Часть 52 из 72 В начало
Для доступа к библиотеке пройдите авторизацию
– Что вы имеете в виду? – удивился Альварес.
– Полное лунное затмение: Солнце, Земля и Луна находятся на одной прямой. Как я уже сказал, ядро Земли, вероятно, состоит из железа, верно? Оно дьявольски плотное. Итак, несомненно, океаны испарятся, а земная кора сгорит, но железное ядро может сохраниться, и все, что будет находиться с наружной стороны планеты, за ядром, окажется защищенным. При специфической геометрии лунного затмения Землю мы потеряем все равно, но Луна, возможно, все же уцелеет. И даже если обращенная к Солнцу сторона Луны расплавится – древние моря снова заполнит жидкость, то наружная сторона может остаться невредимой.
– Если мы сможем взять под контроль вспышку и заставить ее случиться во время лунного затмения, – сказал Раби.
– Да, – согласился Оппи. – Шанс, конечно, небольшой, но перевезти колоссальное количество людей на обратную сторону Луны будет намного легче, чем доставить их на Марс.
– Но мы твердо уверены, что Марс уцелеет, – сказал Альварес. – А вот шансов на то, что нам удастся осуществить эту затею с лунным затмением, ничтожно мало.

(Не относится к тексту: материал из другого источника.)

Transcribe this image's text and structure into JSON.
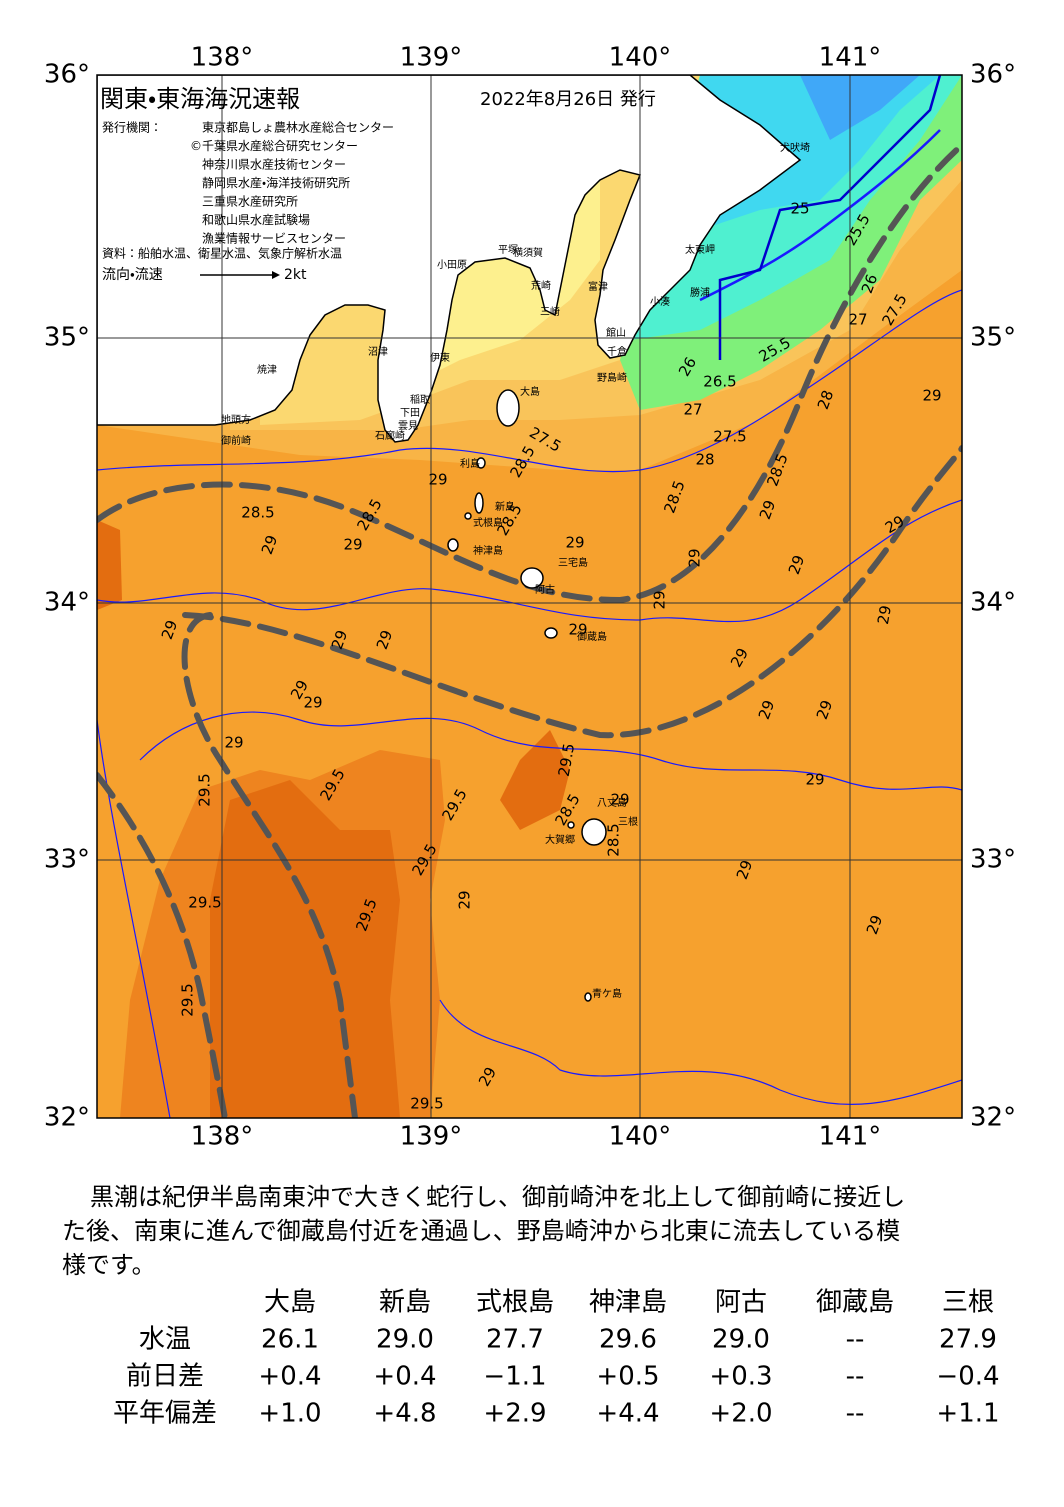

– Верно, – ответил Оппи. – Марс по-прежнему должен оставаться основной целью, если только нам не удастся найти какой-то другой способ предотвратить выброс или защитить Землю. – Он посмотрел на настенные часы с римскими цифрами, опоясывающими ядро. – Я с ног падаю. Последние несколько недель выдались для меня просто убийственными. До завтра.
* * *
В конце концов вердикт совета по поводу Дж. Роберта Оппенгеймера доставили. Письмо принесли, когда Оппи уже вернулся в Олден-Мэнор, но к двери на костылях прохромала Китти. Объяснившись с курьером, она вернулась в гостиную и объявила:
– Вот и оно.
Оппи, расположившийся на диване, поднял голову, и Китти села рядом с ним. Серебряным ножом для открывания писем она разрезала конверт, вытащила страницы и развернула их так, чтобы они оба могли читать одновременно. Текст как текст, простой набор абзацев, но, по мнению Оппи, его вполне можно было бы назвать обвинительным заключением.
Мы пришли к выводу, что Оппенгеймер вполне лояльный гражданин. Однако мы не смогли столь же однозначно заключить, что восстановление допуска доктора Оппенгеймера явно соответствовало бы интересам безопасности Соединенных Штатов, и поэтому не рекомендуем этого делать.
Мы считаем, что поведение доктора Оппенгеймера в прошлом и настоящем и его связи отражают серьезное пренебрежение требованиями системы безопасности.
Мы считаем, что его отношение к программе создания водородной бомбы вызывает тревогу и сомнения в том, что его дальнейшая причастность к ней будет четко соответствовать интересам безопасности страны.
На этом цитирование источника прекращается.